A German court dismissed a lawsuit on Tuesday against Kuwait Airways for banning Israeli passengers, despite labeling the policy “unacceptable and irrelevant.”
This move comes amid the airline refusing to service an Israeli student who purchased a ticket in 2016 from Germany to Thailand, affirming a lower court ruling citing that Kuwaiti law would have prohibited the traveler from changing planes in Kuwait.
“As Israelis in practice are not allowed to enter the transit areas of Kuwait’s airport, the plaintiff cannot demand transportation by the Kuwaiti airline from Frankfurt to Bangkok with a stopover in Kuwait,” said the Frankfurt-based High Court of Hesse.
“The appeal argued that the verdict applied the racist law of a radical, totalitarian and theocratic regime, and allowed it to overrule German national air-transportation laws, which obligate every air carrier to transport any passenger with valid travel documents,” the Lawfare Project, which supported the plaintiff, said in a statement.
The organization continued, “In so doing, the court had aided and abetted Kuwait in imposing its anti-Jewish, anti-Israeli laws, even though such discrimination is illegal in Germany. According to an archaic and anti-Semitic 1964 Kuwaiti law, all relations with Israeli citizens are prohibited.”

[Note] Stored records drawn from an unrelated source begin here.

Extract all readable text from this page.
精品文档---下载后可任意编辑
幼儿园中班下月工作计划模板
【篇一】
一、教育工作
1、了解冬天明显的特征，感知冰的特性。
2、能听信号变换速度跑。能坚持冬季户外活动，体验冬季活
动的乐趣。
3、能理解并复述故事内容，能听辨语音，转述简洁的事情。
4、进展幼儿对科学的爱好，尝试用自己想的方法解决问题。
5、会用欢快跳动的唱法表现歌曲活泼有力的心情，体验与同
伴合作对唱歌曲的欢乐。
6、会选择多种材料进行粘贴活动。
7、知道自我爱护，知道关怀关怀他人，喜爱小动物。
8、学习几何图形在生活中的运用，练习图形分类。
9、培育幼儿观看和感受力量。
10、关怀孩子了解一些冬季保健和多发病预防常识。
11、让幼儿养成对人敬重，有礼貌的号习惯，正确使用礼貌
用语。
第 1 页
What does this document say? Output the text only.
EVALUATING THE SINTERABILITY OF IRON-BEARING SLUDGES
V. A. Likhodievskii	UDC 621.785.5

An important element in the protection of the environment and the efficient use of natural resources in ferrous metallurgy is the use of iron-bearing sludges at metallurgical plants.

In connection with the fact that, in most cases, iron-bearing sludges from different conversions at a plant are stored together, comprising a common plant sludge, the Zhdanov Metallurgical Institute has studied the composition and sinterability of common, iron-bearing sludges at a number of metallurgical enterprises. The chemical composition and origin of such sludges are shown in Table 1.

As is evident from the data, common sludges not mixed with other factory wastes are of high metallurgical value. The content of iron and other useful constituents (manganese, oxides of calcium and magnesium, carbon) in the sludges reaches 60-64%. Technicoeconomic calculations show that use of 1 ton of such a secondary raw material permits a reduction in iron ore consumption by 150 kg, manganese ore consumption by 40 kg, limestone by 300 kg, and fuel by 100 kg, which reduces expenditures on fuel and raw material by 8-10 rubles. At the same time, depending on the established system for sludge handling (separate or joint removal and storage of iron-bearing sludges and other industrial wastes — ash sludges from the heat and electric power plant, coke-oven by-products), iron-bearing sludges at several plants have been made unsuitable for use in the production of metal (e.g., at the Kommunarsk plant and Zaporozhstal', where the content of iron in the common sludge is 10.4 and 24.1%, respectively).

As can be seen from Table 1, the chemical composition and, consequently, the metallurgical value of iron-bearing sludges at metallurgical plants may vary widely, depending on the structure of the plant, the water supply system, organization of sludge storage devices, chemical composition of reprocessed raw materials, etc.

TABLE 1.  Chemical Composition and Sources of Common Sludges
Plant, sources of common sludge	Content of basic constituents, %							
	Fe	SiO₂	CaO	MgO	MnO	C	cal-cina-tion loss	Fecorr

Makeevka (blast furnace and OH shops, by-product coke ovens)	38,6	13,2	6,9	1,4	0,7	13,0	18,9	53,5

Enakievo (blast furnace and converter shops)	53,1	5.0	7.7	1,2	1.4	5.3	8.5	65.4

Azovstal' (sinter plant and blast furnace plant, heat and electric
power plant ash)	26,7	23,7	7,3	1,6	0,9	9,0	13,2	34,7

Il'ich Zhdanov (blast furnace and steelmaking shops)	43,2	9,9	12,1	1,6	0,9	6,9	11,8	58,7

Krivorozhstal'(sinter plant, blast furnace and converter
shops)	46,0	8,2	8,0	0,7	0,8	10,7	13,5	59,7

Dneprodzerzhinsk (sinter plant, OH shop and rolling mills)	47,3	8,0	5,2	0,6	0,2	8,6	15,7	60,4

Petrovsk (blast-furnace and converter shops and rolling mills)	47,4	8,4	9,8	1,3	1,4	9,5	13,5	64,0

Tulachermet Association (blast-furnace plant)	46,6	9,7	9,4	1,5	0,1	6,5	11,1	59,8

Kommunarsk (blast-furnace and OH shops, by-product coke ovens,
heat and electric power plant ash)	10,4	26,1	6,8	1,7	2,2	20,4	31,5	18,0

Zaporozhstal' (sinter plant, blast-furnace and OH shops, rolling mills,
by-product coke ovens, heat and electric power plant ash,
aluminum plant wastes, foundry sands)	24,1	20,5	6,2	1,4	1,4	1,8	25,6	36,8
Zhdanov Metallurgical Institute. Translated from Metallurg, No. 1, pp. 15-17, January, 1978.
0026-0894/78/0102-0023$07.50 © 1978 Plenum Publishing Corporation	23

Ahead of the verdict, Lawfare Project executive director Brooke Goldstein had stated that “justice hangs in the balance: If the German court again finds in favor of Kuwait Airways, it will be providing cover for the racial purity laws of a foreign dictatorship, which is all the more disturbing given Germany’s dark past with such laws. Kuwait Airways should be given an ultimatum—either cease its anti-Semitic, unlawful practice or cease operating in Germany.”